My initial use case would be much simpler. A chunk would be aligned with the boundaries of the domain decomposition and each process would write one chunk – one at a time – A compression filter would be applied by the process owning the data and then it would be written to disk (much like Marks’ suggestion).
a) lossless. Problem understood, chunks varying in size, nasty metadata synchronization, sparse files, issues.
b) lossy. Seems feasible. We were in fact considering a wavelet type compression as a first pass (pun intended). “It’s great from the perspective that it completely eliminates the space allocation problem”. Absolutely. All chunks are known to be of size X beforehand, so nothing changes except for the indexing and actual chunk storage/retrieval + de/compression.
I also like the idea of using a lossless compression and having the IO operation fail if the data doesn’t fit. Would give the user the chance to try their best to compress with some knowledge of the data type and if it doesn’t fit the allocated space, to abort.
Mark : Multi-pass VFD. I like this too. It potentially allows a very flexible approach where even if collective IO is writing to the same chunk, the collection/compression phase can do the sums and transmit the info into the hdf5 metadata layer. We’d certainly need to extend the chunking interface to handle variable seized chunks to allow for more/less compression in different areas of the data (actually this would be true for any option involving lossless compression). I think the chunk hashing relies on all chunks being the same size, so any change to that is going to be a huge compatibility breaker. Also, the chunking layer sits on top of the VFD, so I’m not sure if the VFD would be able to manipulate the chunks in the way desired. Perhaps I’m mstaked and the VFD does see the chunks. Correct me anyway.
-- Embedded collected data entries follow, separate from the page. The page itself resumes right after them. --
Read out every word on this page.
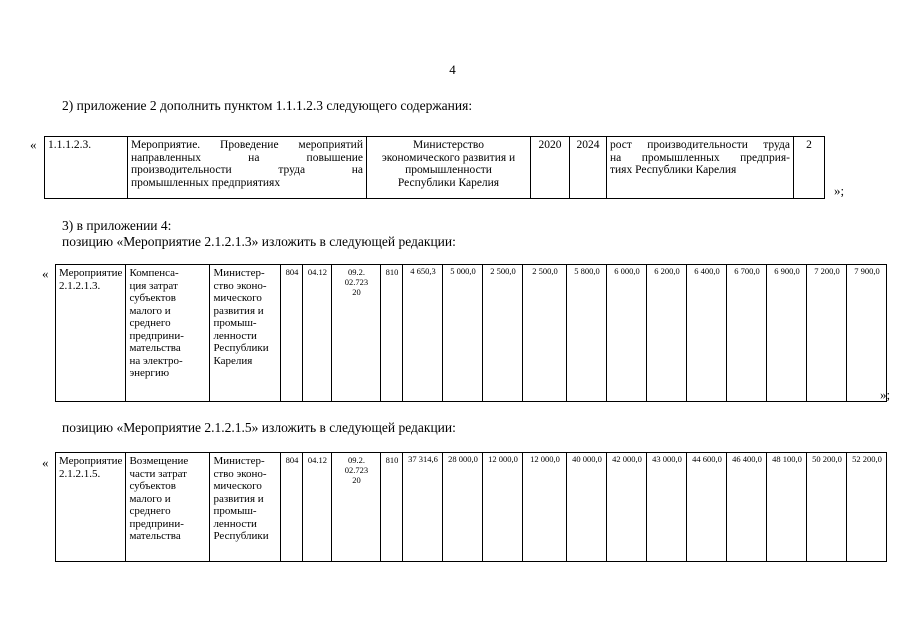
4
2) приложение 2 дополнить пунктом 1.1.1.2.3 следующего содержания:
« 1.1.1.2.3.	Мероприятие. Проведение мероприятий
направленных на повышение
производительности труда на
промышленных предприятиях
	Министерство
экономического развития и
промышленности
Республики Карелия	2020	2024	рост производительности труда
на промышленных предприя-
тиях Республики Карелия
	2
»;
3) в приложении 4:
позицию «Мероприятие 2.1.2.1.3» изложить в следующей редакции:
« Мероприятие
2.1.2.1.3.	Компенса-
ция затрат
субъектов
малого и
среднего
предприни-
мательства
на электро-
энергию	Министер-
ство эконо-
мического
развития и
промыш-
ленности
Республики
Карелия	804	04.12	09.2.
02.723
20	810	4 650,3	5 000,0	2 500,0	2 500,0	5 800,0	6 000,0	6 200,0	6 400,0	6 700,0	6 900,0	7 200,0	7 900,0
»;
позицию «Мероприятие 2.1.2.1.5» изложить в следующей редакции:
« Мероприятие
2.1.2.1.5.	Возмещение
части затрат
субъектов
малого и
среднего
предприни-
мательства	Министер-
ство эконо-
мического
развития и
промыш-
ленности
Республики	804	04.12	09.2.
02.723
20	810	37 314,6	28 000,0	12 000,0	12 000,0	40 000,0	42 000,0	43 000,0	44 600,0	46 400,0	48 100,0	50 200,0	52 200,0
Quincey : One idea I had and which I think Mark also expounded on is … each process takes its own data and compresses it as it sees fit, then the processes do a synchronization step to tell each other how much (new compressed) data they have got – and then a dataset create is called – using the size of the compressed data. Now each process creates a hyperslab for its piece of compressed data and writes into the file using collective IO. We now add an array of extent information and compression algorithm info to the dataset as an attribute where each entry has a start and end index of the data for each process.
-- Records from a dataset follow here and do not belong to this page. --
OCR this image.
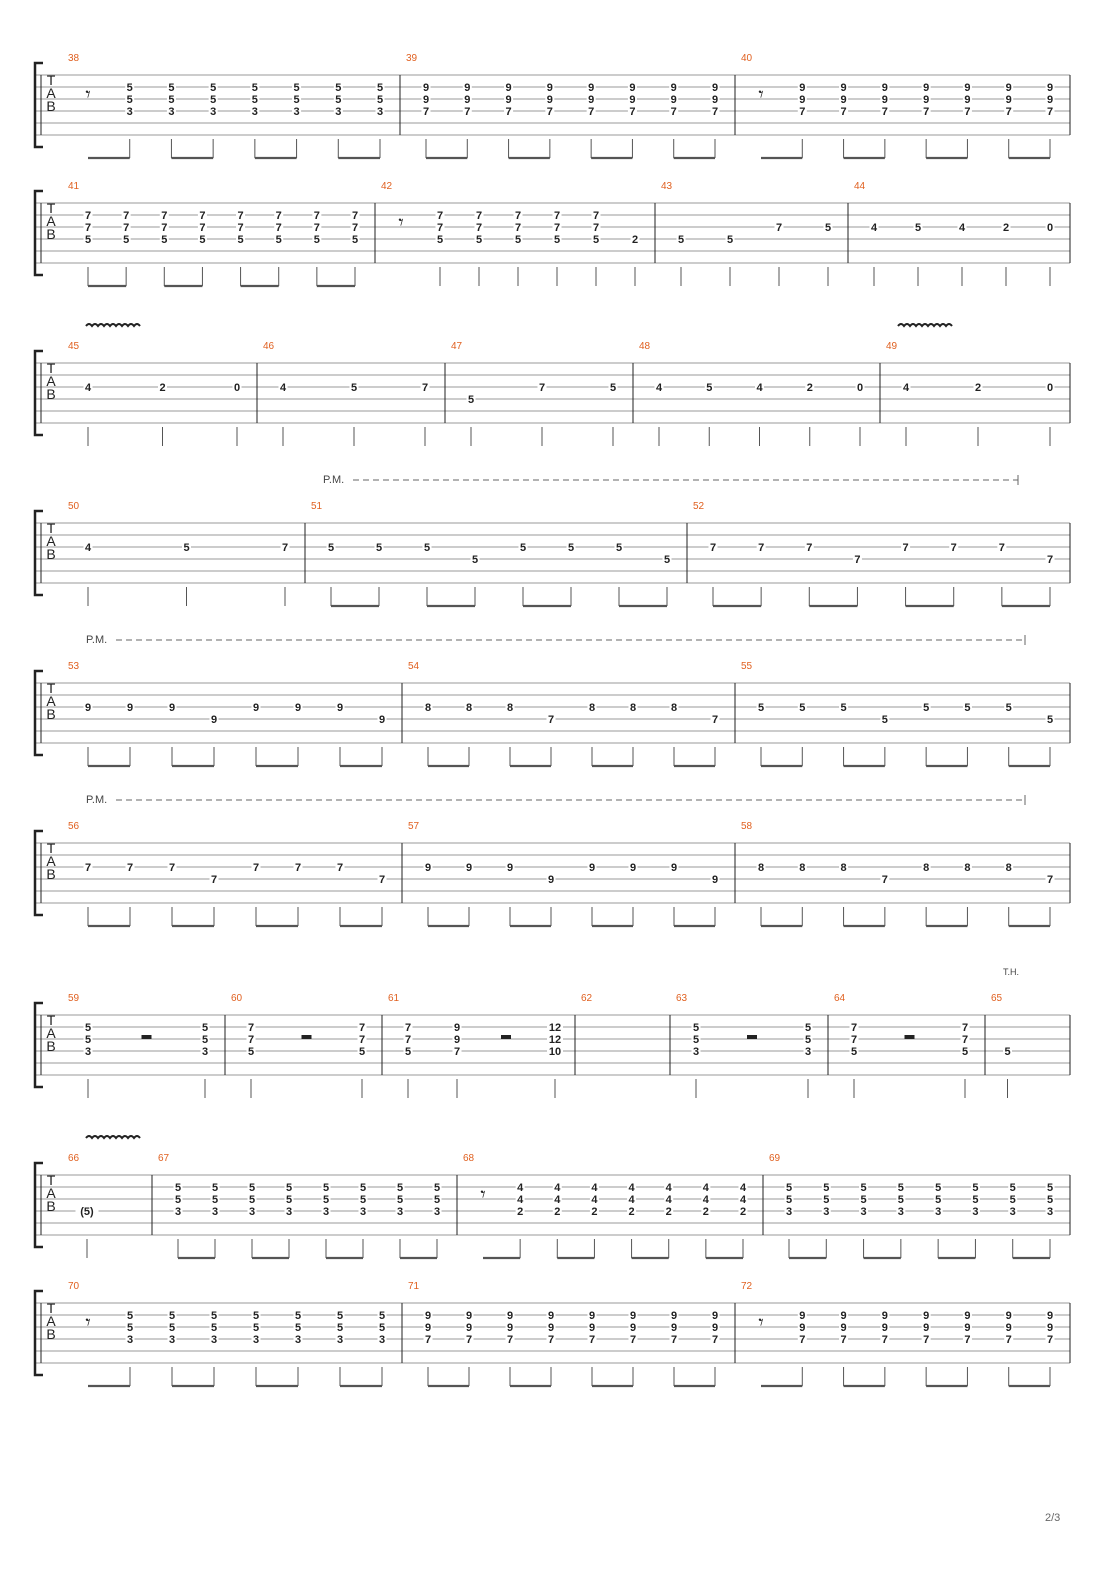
T
A
B
38
𝄾	5
5
3
5
5
3
5
5
3
5
5
3
5
5
3
5
5
3
5
5
3
39
9
9
7
9
9
7
9
9
7
9
9
7
9
9
7
9
9
7
9
9
7
9
9
7
40
𝄾	9
9
7
9
9
7
9
9
7
9
9
7
9
9
7
9
9
7
9
9
7
T
A
B
41
7
7
5
7
7
5
7
7
5
7
7
5
7
7
5
7
7
5
7
7
5
7
7
5
42
𝄾	7
7
5
7
7
5
7
7
5
7
7
5
7
7
5	2
43
5	5
7	5
44
4	5	4	2	0
T
A
B
45
4	2	0
46
4	5	7
47
5
7	5
48
4	5	4	2	0
49
4	2	0
T
A
B
50
4	5	7
51
5	5	5
5
5	5	5
5
52
7	7	7
7
7	7	7
7
T
A
B
53
9	9	9
9
9	9	9
9
54
8	8	8
7
8	8	8
7
55
5	5	5
5
5	5	5
5
T
A
B
56
7	7	7
7
7	7	7
7
57
9	9	9
9
9	9	9
9
58
8	8	8
7
8	8	8
7
T
A
B
59
5
5
3
5
5
3
60
7
7
5
7
7
5
61
7
7
5
9
9
7
12
12
10
62	63
5
5
3
5
5
3
64
7
7
5
7
7
5
65
5
T
A
B
66
(5)
67
5
5
3
5
5
3
5
5
3
5
5
3
5
5
3
5
5
3
5
5
3
5
5
3
68
𝄾	4
4
2
4
4
2
4
4
2
4
4
2
4
4
2
4
4
2
4
4
2
69
5
5
3
5
5
3
5
5
3
5
5
3
5
5
3
5
5
3
5
5
3
5
5
3
T
A
B
70
𝄾	5
5
3
5
5
3
5
5
3
5
5
3
5
5
3
5
5
3
5
5
3
71
9
9
7
9
9
7
9
9
7
9
9
7
9
9
7
9
9
7
9
9
7
9
9
7
72
𝄾	9
9
7
9
9
7
9
9
7
9
9
7
9
9
7
9
9
7
9
9
7
P.M.
P.M.
P.M.
T.H.
2/3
Now the only trouble is that reading the data back requires a double step of reading the attributes and decompressing the desired piece- quite nasty when odd slices are being requested.
Now I start to think that Marks double VFD suggestion would do basically this (in one way or another), but maintaining the normal data layout rather than writing a special dataset representing the compressed data.
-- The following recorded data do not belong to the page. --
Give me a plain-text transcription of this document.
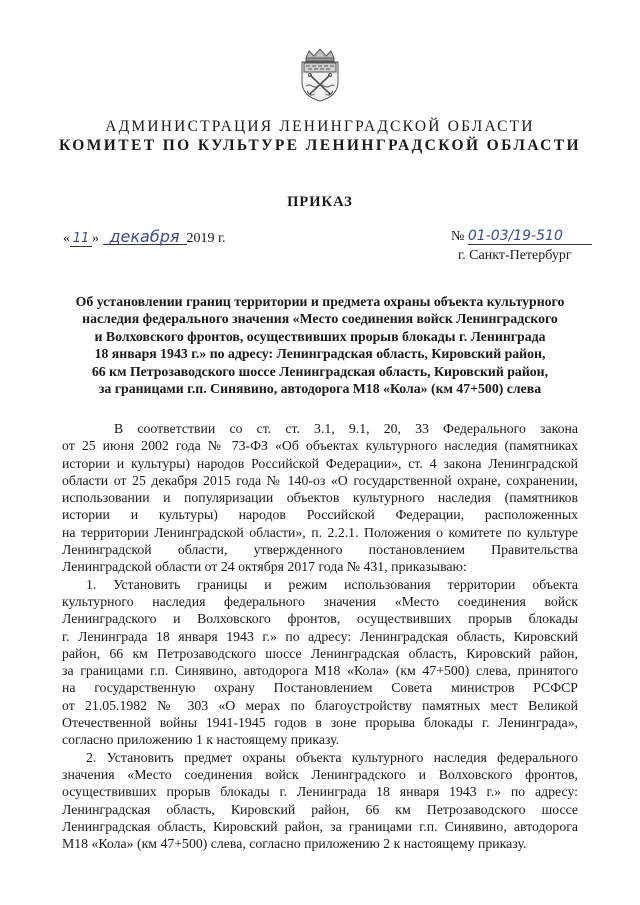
АДМИНИСТРАЦИЯ ЛЕНИНГРАДСКОЙ ОБЛАСТИ
КОМИТЕТ ПО КУЛЬТУРЕ ЛЕНИНГРАДСКОЙ ОБЛАСТИ
ПРИКАЗ
« 11 » декабря 2019 г.	№ 01-03/19-510
г. Санкт-Петербург
Об установлении границ территории и предмета охраны объекта культурного
наследия федерального значения «Место соединения войск Ленинградского
и Волховского фронтов, осуществивших прорыв блокады г. Ленинграда
18 января 1943 г.» по адресу: Ленинградская область, Кировский район,
66 км Петрозаводского шоссе Ленинградская область, Кировский район,
за границами г.п. Синявино, автодорога М18 «Кола» (км 47+500) слева
В соответствии со ст. ст. 3.1, 9.1, 20, 33 Федерального закона
от 25 июня 2002 года № 73-ФЗ «Об объектах культурного наследия (памятниках
истории и культуры) народов Российской Федерации», ст. 4 закона Ленинградской
области от 25 декабря 2015 года № 140-оз «О государственной охране, сохранении,
использовании и популяризации объектов культурного наследия (памятников
истории и культуры) народов Российской Федерации, расположенных
на территории Ленинградской области», п. 2.2.1. Положения о комитете по культуре
Ленинградской области, утвержденного постановлением Правительства
Ленинградской области от 24 октября 2017 года № 431, приказываю:
1. Установить границы и режим использования территории объекта
культурного наследия федерального значения «Место соединения войск
Ленинградского и Волховского фронтов, осуществивших прорыв блокады
г. Ленинграда 18 января 1943 г.» по адресу: Ленинградская область, Кировский
район, 66 км Петрозаводского шоссе Ленинградская область, Кировский район,
за границами г.п. Синявино, автодорога М18 «Кола» (км 47+500) слева, принятого
на государственную охрану Постановлением Совета министров РСФСР
от 21.05.1982 № 303 «О мерах по благоустройству памятных мест Великой
Отечественной войны 1941-1945 годов в зоне прорыва блокады г. Ленинграда»,
согласно приложению 1 к настоящему приказу.
2. Установить предмет охраны объекта культурного наследия федерального
значения «Место соединения войск Ленинградского и Волховского фронтов,
осуществивших прорыв блокады г. Ленинграда 18 января 1943 г.» по адресу:
Ленинградская область, Кировский район, 66 км Петрозаводского шоссе
Ленинградская область, Кировский район, за границами г.п. Синявино, автодорога
М18 «Кола» (км 47+500) слева, согласно приложению 2 к настоящему приказу.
step 1 : Data is collected into chunks (if already aligned with domain decomposition, no-op), chunks are compressed.
step 2 : Sizes of chunks are exchanged and space is allocated in the file for all the chunks.
step 3 : chunks of compressed data are written
not sure two passes are actually needed, as long as the 3 steps are followed.
…but variable chunk sizes are not allowed in hdf (true or false?) – this seems like a showstopper.
Aha. I understand. The actual written data can/could vary in size, as long as the chunk indices as referring to the original dataspace are regular. yes?